Furthermore, for simple entry signals, the Force Index can generate:

  • A Buy Signal: When the indicator's line crosses above the zero line and continues rising while the price breaks a recent resistance.
  • A Sell Signal: When the blue line crosses below zero and declines while the price breaks a support zone.

1- On the CADCHF daily chart, using the MT5 version of the Force Index indicator, a strong move below the previous support level was confirmed by a drop of the indicator below the zero line, signaling a bearish trend and a potential sell opportunity. Following this, the Force Index oscillated around the zero line, reflecting market indecision. Price action mirrored this behavior, entering a consolidation phase.

Later, when the price broke below support again and the Force Index dropped below zero, another sell signal was confirmed, especially after a retest of the broken support level, which acted as resistance.

2- On the EUR/AUD H1 chart, the MT5 version of the Force Index confirmed a bearish trend as the indicator consistently stayed below the zero line. Each retest or drop below this level signaled potential sell opportunities.

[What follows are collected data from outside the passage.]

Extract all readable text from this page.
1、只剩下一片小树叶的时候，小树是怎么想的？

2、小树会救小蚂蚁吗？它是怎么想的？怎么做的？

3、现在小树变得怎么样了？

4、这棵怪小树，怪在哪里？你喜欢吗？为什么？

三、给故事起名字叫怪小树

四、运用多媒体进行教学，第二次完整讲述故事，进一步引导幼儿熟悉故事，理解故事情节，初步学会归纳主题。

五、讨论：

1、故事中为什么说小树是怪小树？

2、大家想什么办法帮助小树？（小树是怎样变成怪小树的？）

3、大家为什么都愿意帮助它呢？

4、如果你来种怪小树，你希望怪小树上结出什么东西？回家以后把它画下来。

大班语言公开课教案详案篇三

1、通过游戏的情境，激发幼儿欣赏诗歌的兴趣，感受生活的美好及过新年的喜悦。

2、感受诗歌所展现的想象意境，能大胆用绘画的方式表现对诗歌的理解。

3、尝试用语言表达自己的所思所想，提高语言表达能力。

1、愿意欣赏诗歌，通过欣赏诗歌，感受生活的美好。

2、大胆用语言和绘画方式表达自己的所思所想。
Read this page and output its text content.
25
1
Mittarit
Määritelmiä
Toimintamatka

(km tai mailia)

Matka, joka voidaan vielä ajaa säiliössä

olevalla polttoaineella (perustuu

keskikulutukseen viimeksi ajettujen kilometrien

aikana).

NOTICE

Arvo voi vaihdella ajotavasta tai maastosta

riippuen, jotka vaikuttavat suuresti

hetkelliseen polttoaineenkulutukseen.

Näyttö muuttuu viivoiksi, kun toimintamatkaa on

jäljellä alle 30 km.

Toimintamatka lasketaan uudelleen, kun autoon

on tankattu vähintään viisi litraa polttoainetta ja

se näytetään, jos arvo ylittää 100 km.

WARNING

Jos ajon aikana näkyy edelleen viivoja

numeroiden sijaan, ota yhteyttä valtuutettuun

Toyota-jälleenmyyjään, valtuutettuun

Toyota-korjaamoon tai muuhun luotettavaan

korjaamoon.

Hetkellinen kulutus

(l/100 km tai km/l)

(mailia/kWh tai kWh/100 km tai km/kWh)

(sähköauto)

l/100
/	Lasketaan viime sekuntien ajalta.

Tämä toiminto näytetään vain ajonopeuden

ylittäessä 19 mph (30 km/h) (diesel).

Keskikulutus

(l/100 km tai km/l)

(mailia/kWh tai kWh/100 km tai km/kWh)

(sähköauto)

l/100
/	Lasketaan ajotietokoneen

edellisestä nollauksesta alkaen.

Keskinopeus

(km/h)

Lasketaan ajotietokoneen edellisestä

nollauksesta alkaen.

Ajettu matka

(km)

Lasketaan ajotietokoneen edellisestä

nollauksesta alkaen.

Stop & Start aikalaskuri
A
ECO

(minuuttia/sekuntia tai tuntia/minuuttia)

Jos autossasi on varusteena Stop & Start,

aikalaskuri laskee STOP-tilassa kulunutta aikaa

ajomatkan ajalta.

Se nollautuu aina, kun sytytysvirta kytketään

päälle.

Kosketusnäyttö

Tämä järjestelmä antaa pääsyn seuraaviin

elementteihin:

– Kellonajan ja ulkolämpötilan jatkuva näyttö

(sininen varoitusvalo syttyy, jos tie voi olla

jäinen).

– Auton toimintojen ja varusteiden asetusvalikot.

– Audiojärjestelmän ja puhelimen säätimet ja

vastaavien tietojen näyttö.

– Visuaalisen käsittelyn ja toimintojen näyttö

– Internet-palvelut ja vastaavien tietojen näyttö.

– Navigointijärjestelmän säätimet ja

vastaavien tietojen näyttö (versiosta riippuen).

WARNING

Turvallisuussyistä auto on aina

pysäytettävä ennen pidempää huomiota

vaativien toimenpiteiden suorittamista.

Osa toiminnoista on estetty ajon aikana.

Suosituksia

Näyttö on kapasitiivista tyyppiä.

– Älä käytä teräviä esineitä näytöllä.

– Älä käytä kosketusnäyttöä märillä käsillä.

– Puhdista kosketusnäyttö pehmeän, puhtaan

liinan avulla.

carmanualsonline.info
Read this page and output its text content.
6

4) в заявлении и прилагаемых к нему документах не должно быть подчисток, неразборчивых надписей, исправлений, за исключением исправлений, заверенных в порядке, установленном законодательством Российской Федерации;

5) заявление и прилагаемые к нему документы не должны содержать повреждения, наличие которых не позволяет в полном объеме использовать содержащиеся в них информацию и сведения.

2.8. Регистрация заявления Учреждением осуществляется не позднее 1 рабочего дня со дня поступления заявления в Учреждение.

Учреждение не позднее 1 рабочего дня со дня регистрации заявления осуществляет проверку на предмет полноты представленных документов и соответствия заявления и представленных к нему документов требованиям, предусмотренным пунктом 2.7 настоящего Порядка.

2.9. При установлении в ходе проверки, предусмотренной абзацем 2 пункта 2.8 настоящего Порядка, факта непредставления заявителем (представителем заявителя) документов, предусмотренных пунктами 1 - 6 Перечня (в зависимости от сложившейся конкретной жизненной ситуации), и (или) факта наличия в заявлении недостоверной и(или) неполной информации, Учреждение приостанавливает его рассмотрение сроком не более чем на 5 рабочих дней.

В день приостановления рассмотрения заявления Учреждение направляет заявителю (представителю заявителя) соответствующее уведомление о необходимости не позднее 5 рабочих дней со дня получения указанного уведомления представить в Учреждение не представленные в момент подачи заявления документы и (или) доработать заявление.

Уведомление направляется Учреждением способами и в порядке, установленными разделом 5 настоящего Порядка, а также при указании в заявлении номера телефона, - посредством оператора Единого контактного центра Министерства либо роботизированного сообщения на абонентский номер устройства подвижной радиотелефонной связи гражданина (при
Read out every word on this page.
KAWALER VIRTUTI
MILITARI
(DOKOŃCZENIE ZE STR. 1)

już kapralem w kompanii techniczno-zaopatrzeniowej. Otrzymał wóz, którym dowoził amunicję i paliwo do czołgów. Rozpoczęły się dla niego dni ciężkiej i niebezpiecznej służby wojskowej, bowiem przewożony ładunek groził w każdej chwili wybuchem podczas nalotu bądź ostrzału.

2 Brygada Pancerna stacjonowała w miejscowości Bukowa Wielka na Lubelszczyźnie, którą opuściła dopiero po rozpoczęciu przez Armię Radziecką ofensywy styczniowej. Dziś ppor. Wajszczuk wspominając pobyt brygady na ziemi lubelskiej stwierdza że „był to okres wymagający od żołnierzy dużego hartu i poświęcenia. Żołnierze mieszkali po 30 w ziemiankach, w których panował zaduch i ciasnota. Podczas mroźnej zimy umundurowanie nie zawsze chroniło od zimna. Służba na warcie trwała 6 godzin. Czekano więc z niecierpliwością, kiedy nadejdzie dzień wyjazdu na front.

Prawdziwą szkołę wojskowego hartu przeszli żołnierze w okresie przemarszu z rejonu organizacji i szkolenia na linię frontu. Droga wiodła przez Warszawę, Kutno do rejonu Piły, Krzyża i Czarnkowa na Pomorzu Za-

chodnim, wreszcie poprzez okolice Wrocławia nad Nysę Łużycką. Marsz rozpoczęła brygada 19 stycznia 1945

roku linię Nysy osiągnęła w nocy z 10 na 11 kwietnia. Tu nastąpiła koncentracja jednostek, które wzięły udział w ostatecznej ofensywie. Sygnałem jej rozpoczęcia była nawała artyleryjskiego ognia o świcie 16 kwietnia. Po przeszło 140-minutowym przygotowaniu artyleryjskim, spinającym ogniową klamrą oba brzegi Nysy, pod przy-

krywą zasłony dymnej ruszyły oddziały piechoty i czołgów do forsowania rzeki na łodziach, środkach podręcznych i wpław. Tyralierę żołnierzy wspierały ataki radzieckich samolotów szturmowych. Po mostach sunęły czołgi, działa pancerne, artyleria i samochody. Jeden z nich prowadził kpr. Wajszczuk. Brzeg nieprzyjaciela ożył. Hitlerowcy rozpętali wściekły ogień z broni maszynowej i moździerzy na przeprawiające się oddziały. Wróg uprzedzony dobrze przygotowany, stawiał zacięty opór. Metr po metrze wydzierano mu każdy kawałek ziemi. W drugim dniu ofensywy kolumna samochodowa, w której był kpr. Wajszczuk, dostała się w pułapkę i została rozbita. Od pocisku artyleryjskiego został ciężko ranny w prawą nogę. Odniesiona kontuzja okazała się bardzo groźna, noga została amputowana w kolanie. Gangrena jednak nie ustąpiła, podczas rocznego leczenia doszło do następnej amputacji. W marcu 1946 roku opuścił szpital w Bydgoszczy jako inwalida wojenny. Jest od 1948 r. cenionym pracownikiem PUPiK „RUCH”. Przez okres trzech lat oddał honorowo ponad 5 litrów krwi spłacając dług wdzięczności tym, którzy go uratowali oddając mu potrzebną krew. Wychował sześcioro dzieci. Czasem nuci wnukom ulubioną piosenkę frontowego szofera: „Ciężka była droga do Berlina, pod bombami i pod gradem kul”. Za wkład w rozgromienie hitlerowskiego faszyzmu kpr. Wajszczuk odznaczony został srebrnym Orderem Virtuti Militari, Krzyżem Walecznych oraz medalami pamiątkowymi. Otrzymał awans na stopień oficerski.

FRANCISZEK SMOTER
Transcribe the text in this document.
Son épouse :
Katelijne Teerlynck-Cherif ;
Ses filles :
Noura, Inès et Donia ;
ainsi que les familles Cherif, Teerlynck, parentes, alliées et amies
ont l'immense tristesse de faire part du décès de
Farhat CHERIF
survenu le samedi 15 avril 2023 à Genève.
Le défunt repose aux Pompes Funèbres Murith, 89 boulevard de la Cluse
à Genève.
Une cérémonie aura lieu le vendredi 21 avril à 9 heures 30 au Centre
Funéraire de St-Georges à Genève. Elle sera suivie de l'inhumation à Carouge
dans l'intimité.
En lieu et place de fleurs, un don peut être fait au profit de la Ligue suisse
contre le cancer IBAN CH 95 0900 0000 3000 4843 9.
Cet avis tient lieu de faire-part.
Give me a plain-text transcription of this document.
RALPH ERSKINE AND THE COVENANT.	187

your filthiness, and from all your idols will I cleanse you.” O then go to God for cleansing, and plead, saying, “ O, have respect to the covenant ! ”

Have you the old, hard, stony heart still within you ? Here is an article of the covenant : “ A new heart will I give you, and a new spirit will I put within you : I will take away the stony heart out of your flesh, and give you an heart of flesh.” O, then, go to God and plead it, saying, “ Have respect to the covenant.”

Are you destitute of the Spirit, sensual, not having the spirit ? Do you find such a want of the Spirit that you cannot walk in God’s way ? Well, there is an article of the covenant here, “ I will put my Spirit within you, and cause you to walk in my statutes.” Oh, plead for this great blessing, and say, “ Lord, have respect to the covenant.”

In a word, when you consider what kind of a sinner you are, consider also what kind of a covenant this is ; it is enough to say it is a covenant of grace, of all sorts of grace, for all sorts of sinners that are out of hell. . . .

However, when the indicator began to rise toward the zero line, it suggested a weakening bearish momentum and the possibility of a bullish divergence. A strong upward spike in the Force Index confirmed this shift, signaling the end of the downtrend and presenting a buying opportunity that traders could capitalize on.

3- On the GBP/USD M5 chart in MetaTrader 5, the Force Index fluctuated around the zero line, indicating a consolidation phase and suggesting no clear trading opportunities at that time.

Later, the price broke above a resistance level, supported by a strong bullish spike in the Force Index. This confirmed a bullish breakout and presented a buy entry. As seen on the chart, the price continued to rise, and traders who entered early could have profited from this upward move.

Furthermore, the Force Index began to weaken, signaling a loss of bullish momentum, marking a logical point to exit the trade and secure profits.